Each SM includes 128 CUDA cores, so 13 SM's sum up to the 1664 CUDA cores specified by NVIDIA in the card's manual. However, having only 7 blocks of L2 cache means that the GTX 970 has only 1792 KB of L2 cache, which is 12.5% less than the 2048 KB figure reported by NVIDIA to hardware reviewers. Alben acknowledged the misinformation and brushed it up to a "misunderstanding between the engineering team and the technical PR team."

To be fair, the GeForce GTX 970 L2 cache size is not mentioned in the hardware specifications released to the general public.

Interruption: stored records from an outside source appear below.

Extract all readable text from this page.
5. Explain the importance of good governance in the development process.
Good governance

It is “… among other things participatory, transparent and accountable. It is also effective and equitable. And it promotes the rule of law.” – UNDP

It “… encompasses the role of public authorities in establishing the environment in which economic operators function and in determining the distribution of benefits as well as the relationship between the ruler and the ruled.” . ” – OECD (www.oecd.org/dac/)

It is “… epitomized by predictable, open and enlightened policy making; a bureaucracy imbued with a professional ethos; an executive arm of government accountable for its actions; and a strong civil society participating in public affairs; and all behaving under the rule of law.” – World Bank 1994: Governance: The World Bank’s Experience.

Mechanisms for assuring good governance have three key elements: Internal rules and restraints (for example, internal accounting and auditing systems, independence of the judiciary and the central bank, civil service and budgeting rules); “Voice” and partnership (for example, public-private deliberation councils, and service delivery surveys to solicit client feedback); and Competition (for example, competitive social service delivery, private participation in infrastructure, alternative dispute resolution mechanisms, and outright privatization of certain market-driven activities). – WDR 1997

To fully understand the VRAM speed problem at hand, we have to go into more technical details of NVIDIA's Maxwell architecture. The reference Maxwell architecture divides its 4GB VRAM into 8 512MB VRAM blocks, each controlled by one L2/MC unit. In order to maximize speed, every piece of data written to the VRAM is split into 8 parts that are sent to the 8 L2/MC units to be written simultaneously. But in the GTX 970, the 7th L2/MC unit is actually responsible for 2 VRAM blocks which means that it takes twice as much as the other units to write, leaving them idle for 50% of the time.

To fix this problem, NVIDIA divided the GeForce GTX 970 memory to two pools: a 3.5 GB pool and a 0.5 GB one. The first pool is controlled by 7 L2/MC units working in parallel and hence it operates at full speed while the second pool is controlled by a single L2/MC unit which means that its access speed is one seventh of that of the larger pool.

The above explanation provided by Alben certainly agrees with the benchmark results which showed that the last 0.5 GB of GeForce GTX 970 VRAM is accessed at 20 GB/s while the rest of the card's memory is accessed at 150 GB/s.

But Alben insists that this performance impact can be witnessed only in synthetic benchmarks and it has little to no impact in real gaming scenarios. He argued that the memory pools are designed so that the operating system would be fully aware of their speed differences and hence the slower 0.5GB VRAM pool is used to store infrequently accessed data only.

According to NVIDIA's performance labs, the performance hit of the GeForce GTX 970's slower memory pool is in the 4% to 6% range in real games.